IE No Open

In short: this middleware sets the X-Download-Options to prevent Internet Explorer from executing downloads in your site’s context.

The attack

This attack only affects old versions of Internet Explorer.

Some web applications will serve untrusted HTML for download. For example, you could allow users to upload and download HTML files.

By default, old versions of Internet Explorer will allow you to open those HTML files in the context of your site, which means that an untrusted HTML page could start doing bad things in the context of your pages. For more, see this MSDN blog post.

The header

The X-Download-Options header can be set to noopen. This will prevent old versions of Internet Explorer from allowing malicious HTML downloads to be executed in the context of your site.

Read more:

• “IE8 Security Part V: Comprehensive Protection” on MSDN

The code

Helmet’s ieNoOpen is a relatively simple middleware that will set the X-Download-Options header to noopen.

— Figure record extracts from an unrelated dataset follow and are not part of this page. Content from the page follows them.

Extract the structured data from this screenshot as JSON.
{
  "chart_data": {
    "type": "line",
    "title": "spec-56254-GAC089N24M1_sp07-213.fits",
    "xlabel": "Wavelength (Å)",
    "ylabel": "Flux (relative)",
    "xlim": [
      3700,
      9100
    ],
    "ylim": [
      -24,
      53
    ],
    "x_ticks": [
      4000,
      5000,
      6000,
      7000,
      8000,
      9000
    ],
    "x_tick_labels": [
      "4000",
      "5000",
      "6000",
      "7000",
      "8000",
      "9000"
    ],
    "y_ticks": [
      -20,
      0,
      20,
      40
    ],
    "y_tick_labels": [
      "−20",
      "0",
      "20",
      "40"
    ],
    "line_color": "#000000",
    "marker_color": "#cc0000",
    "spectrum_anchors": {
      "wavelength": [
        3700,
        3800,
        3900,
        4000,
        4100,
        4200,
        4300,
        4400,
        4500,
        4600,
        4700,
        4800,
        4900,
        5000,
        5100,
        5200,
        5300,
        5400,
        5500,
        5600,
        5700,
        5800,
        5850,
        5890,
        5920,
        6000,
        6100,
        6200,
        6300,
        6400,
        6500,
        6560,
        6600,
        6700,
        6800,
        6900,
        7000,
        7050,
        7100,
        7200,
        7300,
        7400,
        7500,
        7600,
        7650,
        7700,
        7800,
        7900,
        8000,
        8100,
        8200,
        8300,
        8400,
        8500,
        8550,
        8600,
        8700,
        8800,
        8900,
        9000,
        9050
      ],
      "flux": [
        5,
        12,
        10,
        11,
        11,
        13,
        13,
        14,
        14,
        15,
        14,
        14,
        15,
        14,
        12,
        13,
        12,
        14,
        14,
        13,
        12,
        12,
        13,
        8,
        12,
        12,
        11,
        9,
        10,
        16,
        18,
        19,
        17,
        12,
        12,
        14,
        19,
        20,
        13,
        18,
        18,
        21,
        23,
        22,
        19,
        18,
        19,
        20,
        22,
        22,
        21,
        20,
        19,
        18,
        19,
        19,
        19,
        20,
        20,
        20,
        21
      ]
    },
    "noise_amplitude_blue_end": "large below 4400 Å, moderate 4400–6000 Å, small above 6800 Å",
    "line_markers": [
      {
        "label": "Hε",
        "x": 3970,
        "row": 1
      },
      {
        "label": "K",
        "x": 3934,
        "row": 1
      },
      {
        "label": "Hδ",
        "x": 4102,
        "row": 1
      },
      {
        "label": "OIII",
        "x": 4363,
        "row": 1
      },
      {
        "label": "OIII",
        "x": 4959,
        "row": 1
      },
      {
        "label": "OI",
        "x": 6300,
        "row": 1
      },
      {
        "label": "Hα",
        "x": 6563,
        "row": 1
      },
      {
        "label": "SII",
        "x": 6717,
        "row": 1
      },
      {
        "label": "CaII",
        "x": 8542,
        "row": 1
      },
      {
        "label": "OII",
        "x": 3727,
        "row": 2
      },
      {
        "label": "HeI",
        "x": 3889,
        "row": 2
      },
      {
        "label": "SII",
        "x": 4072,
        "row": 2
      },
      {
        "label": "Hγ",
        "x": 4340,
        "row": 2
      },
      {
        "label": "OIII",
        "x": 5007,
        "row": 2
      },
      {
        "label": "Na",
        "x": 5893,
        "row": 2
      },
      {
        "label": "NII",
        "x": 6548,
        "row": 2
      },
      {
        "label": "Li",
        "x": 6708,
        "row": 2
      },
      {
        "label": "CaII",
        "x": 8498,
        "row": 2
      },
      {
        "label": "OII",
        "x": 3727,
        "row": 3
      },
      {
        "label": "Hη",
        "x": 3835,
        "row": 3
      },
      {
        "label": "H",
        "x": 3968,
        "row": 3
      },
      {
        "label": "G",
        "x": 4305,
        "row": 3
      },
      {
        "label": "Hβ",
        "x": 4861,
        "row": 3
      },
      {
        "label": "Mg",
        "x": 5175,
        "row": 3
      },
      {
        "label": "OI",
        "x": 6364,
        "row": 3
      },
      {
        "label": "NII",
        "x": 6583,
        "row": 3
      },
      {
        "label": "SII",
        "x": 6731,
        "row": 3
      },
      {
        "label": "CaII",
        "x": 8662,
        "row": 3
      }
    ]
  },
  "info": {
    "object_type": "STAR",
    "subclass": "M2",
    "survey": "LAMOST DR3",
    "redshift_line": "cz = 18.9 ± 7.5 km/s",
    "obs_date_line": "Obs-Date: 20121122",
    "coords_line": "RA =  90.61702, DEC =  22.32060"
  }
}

You can use this module as part of Helmet:

// Make sure you run "npm install helmet" to get the Helmet package.
const helmet = require('helmet')

// Sets "X-Download-Options: noopen".
app.use(helmet.ieNoOpen())

You can also use it as a standalone module:

// Make sure you run "npm install ienoopen" to get the ienoopen package.
const ieNoOpen = require('ienoopen')

// Sets "X-Download-Options: noopen".
app.use(ieNoOpen())

This header is included in the default Helmet bundle.